Run Oracle ORAchk for Oracle Identity and Access Management health checks as root  or the user who owns the Oracle Identity and Access Management setup.

  1. Create a new folder on a location on one of the WebLogic admin machine, for example, healthcheck IAM.
  2. Set the environment variable to run the health checks based on a specific deployment size.

    Oracle ORAchk supports four deployment sizes:

    Table 2-7 Deployment Size

    Deployment Size Directory User Size

    small

    Close to 100 K

    medium

    Close to 1 million

    large

    Close to 15 million

    extralarge

    Close to 250 million

    To specify a deployment size, before running Oracle ORAchk, set the environment variable RAT_IDM_DEPLOYMENT_SIZE.
    $ export RAT_IDM_DEPLOYMENT_SIZE=small
    

    If RAT_IDM_DEPLOYMENT_SIZE is not set, then Oracle ORAchk uses the default deployment size small .

  3. Change directories to the new directory you created in Step 1 and run Oracle ORAchk.

    Oracle ORAchk prompts the discovery questions as described in "Inputs Required by Discovery Tool (First Time Only)".

    If the database is running on the same machine where the core Oracle Identity and Access Management components are installed, then the database checks are run as well.

  4. If database is running on a remote server, then run the database checks manually:
    1. Copy the same orachk_IAM.zip to the remote server, and unzip it in any directory.

    2. Run ./orachk -idmdbruntime either as root or the user who owns the Oracle Identity and Access Management installation.

      This command generates a new Oracle ORAchk collection, for example, orachk_den00etd_orcl_100915_061616.zip.

    Oracle ORAchk runs checks on all servers that are part of the Oracle Identity and Access Management topology and generates a single report.

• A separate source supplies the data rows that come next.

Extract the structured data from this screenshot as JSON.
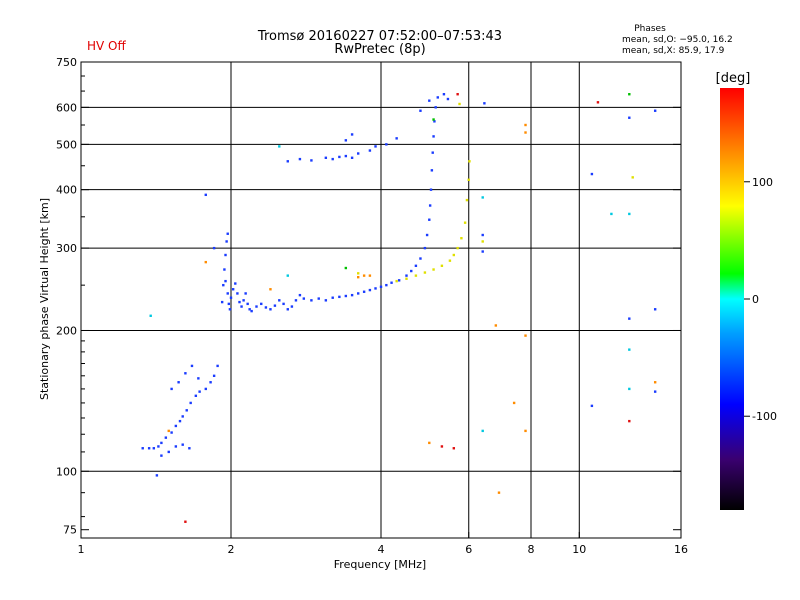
{
  "status_label": "HV Off",
  "chart_data": {
    "type": "scatter",
    "title": "Tromsø 20160227 07:52:00–07:53:43",
    "subtitle": "RwPretec (8p)",
    "xlabel": "Frequency [MHz]",
    "ylabel": "Stationary phase Virtual Height [km]",
    "x_scale": "log",
    "y_scale": "log",
    "xlim": [
      1,
      16
    ],
    "ylim": [
      72,
      750
    ],
    "x_ticks": [
      1,
      2,
      4,
      6,
      8,
      10,
      16
    ],
    "y_ticks": [
      75,
      100,
      200,
      300,
      400,
      500,
      600,
      750
    ],
    "x_grid": [
      2,
      4,
      6,
      8,
      10
    ],
    "y_grid": [
      100,
      200,
      300,
      400,
      500,
      600
    ],
    "grid": true,
    "phases_title": "Phases",
    "phases_stats": [
      "mean, sd,O: −95.0, 16.2",
      "mean, sd,X:  85.9, 17.9"
    ],
    "colorbar": {
      "label": "[deg]",
      "range": [
        -180,
        180
      ],
      "ticks": [
        100,
        0,
        -100
      ],
      "colors": [
        "#000000",
        "#3a0070",
        "#0000ff",
        "#00a0ff",
        "#00ffff",
        "#00ff00",
        "#ffff00",
        "#ff8000",
        "#ff0000"
      ]
    },
    "series": [
      {
        "color": "#1a3cff",
        "points": [
          [
            1.33,
            112
          ],
          [
            1.37,
            112
          ],
          [
            1.4,
            112
          ],
          [
            1.43,
            113
          ],
          [
            1.45,
            115
          ],
          [
            1.48,
            118
          ],
          [
            1.52,
            121
          ],
          [
            1.55,
            125
          ],
          [
            1.58,
            128
          ],
          [
            1.6,
            131
          ],
          [
            1.63,
            135
          ],
          [
            1.66,
            140
          ],
          [
            1.7,
            145
          ],
          [
            1.73,
            148
          ],
          [
            1.45,
            108
          ],
          [
            1.5,
            110
          ],
          [
            1.55,
            113
          ],
          [
            1.6,
            114
          ],
          [
            1.65,
            112
          ],
          [
            1.52,
            150
          ],
          [
            1.57,
            155
          ],
          [
            1.62,
            162
          ],
          [
            1.67,
            168
          ],
          [
            1.72,
            158
          ],
          [
            1.78,
            150
          ],
          [
            1.82,
            155
          ],
          [
            1.85,
            160
          ],
          [
            1.88,
            168
          ],
          [
            1.42,
            98
          ],
          [
            1.92,
            230
          ],
          [
            1.93,
            250
          ],
          [
            1.94,
            270
          ],
          [
            1.95,
            290
          ],
          [
            1.96,
            310
          ],
          [
            1.97,
            322
          ],
          [
            1.95,
            255
          ],
          [
            1.97,
            240
          ],
          [
            1.98,
            228
          ],
          [
            1.99,
            222
          ],
          [
            2.0,
            235
          ],
          [
            2.02,
            245
          ],
          [
            2.04,
            252
          ],
          [
            2.06,
            240
          ],
          [
            2.08,
            230
          ],
          [
            2.1,
            225
          ],
          [
            2.12,
            232
          ],
          [
            2.14,
            240
          ],
          [
            2.16,
            228
          ],
          [
            2.18,
            222
          ],
          [
            2.2,
            220
          ],
          [
            2.25,
            225
          ],
          [
            2.3,
            228
          ],
          [
            2.35,
            224
          ],
          [
            2.4,
            222
          ],
          [
            2.45,
            226
          ],
          [
            2.5,
            232
          ],
          [
            2.55,
            228
          ],
          [
            2.6,
            222
          ],
          [
            2.65,
            225
          ],
          [
            2.7,
            232
          ],
          [
            2.75,
            238
          ],
          [
            2.8,
            234
          ],
          [
            2.9,
            232
          ],
          [
            3.0,
            234
          ],
          [
            3.1,
            232
          ],
          [
            3.2,
            235
          ],
          [
            3.3,
            236
          ],
          [
            3.4,
            237
          ],
          [
            3.5,
            238
          ],
          [
            3.6,
            240
          ],
          [
            3.7,
            242
          ],
          [
            3.8,
            244
          ],
          [
            3.9,
            246
          ],
          [
            4.0,
            248
          ],
          [
            4.1,
            250
          ],
          [
            4.2,
            253
          ],
          [
            4.35,
            256
          ],
          [
            4.5,
            262
          ],
          [
            4.6,
            268
          ],
          [
            4.7,
            275
          ],
          [
            4.8,
            285
          ],
          [
            4.9,
            300
          ],
          [
            4.95,
            320
          ],
          [
            5.0,
            345
          ],
          [
            5.02,
            370
          ],
          [
            5.04,
            400
          ],
          [
            5.06,
            440
          ],
          [
            5.08,
            480
          ],
          [
            5.1,
            520
          ],
          [
            5.12,
            560
          ],
          [
            5.15,
            600
          ],
          [
            5.2,
            630
          ],
          [
            1.78,
            390
          ],
          [
            1.85,
            300
          ],
          [
            2.6,
            460
          ],
          [
            2.75,
            465
          ],
          [
            2.9,
            462
          ],
          [
            3.1,
            468
          ],
          [
            3.2,
            465
          ],
          [
            3.3,
            470
          ],
          [
            3.4,
            472
          ],
          [
            3.5,
            468
          ],
          [
            3.6,
            478
          ],
          [
            3.8,
            485
          ],
          [
            3.4,
            510
          ],
          [
            3.5,
            525
          ],
          [
            3.9,
            495
          ],
          [
            4.1,
            500
          ],
          [
            4.3,
            515
          ],
          [
            4.8,
            590
          ],
          [
            5.0,
            620
          ],
          [
            5.35,
            640
          ],
          [
            5.45,
            625
          ],
          [
            6.4,
            320
          ],
          [
            6.4,
            295
          ],
          [
            6.45,
            612
          ],
          [
            10.6,
            432
          ],
          [
            10.6,
            138
          ],
          [
            12.6,
            570
          ],
          [
            12.6,
            212
          ],
          [
            14.2,
            590
          ],
          [
            14.2,
            222
          ],
          [
            14.2,
            148
          ]
        ]
      },
      {
        "color": "#e0e000",
        "points": [
          [
            4.3,
            255
          ],
          [
            4.5,
            258
          ],
          [
            4.7,
            262
          ],
          [
            4.9,
            266
          ],
          [
            5.1,
            270
          ],
          [
            5.3,
            275
          ],
          [
            5.5,
            282
          ],
          [
            5.6,
            290
          ],
          [
            5.7,
            300
          ],
          [
            5.8,
            315
          ],
          [
            5.9,
            340
          ],
          [
            5.95,
            380
          ],
          [
            6.0,
            420
          ],
          [
            6.02,
            460
          ],
          [
            5.75,
            610
          ],
          [
            6.4,
            310
          ],
          [
            12.8,
            425
          ],
          [
            3.6,
            265
          ]
        ]
      },
      {
        "color": "#00c8e0",
        "points": [
          [
            1.38,
            215
          ],
          [
            2.5,
            495
          ],
          [
            2.6,
            262
          ],
          [
            6.4,
            122
          ],
          [
            6.4,
            385
          ],
          [
            11.6,
            355
          ],
          [
            12.6,
            355
          ],
          [
            12.6,
            182
          ],
          [
            12.6,
            150
          ]
        ]
      },
      {
        "color": "#ff8c00",
        "points": [
          [
            1.78,
            280
          ],
          [
            1.5,
            122
          ],
          [
            3.6,
            260
          ],
          [
            3.7,
            262
          ],
          [
            3.8,
            262
          ],
          [
            5.0,
            115
          ],
          [
            6.8,
            205
          ],
          [
            7.4,
            140
          ],
          [
            7.8,
            530
          ],
          [
            7.8,
            550
          ],
          [
            7.8,
            122
          ],
          [
            7.8,
            195
          ],
          [
            6.9,
            90
          ],
          [
            14.2,
            155
          ],
          [
            2.4,
            245
          ]
        ]
      },
      {
        "color": "#e01010",
        "points": [
          [
            1.62,
            78
          ],
          [
            5.6,
            112
          ],
          [
            5.3,
            113
          ],
          [
            5.7,
            640
          ],
          [
            10.9,
            615
          ],
          [
            12.6,
            128
          ]
        ]
      },
      {
        "color": "#00c000",
        "points": [
          [
            3.4,
            272
          ],
          [
            5.1,
            565
          ],
          [
            12.6,
            640
          ]
        ]
      }
    ]
  }
}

However, in the following cases Oracle ORAchk cannot generate a single report:
    1. Oracle Identity and Access Management install is multi-node setup and SSH is disabled on machines involved. In such case Oracle ORAchk run on each node and then merge the reports.

    2. Oracle ORAchk is run on machine where WebLogic Admin server is running. If this machine doesn't have the database installed, then Oracle ORAchk does not run the database checks.. In such case run Oracle ORAchk on the database node additionally and then merge the reports.

Refer to My Oracle Support Note 2070073.1 for the latest known issues specific to Oracle ORAchk for Oracle Identity and Access Management health checks.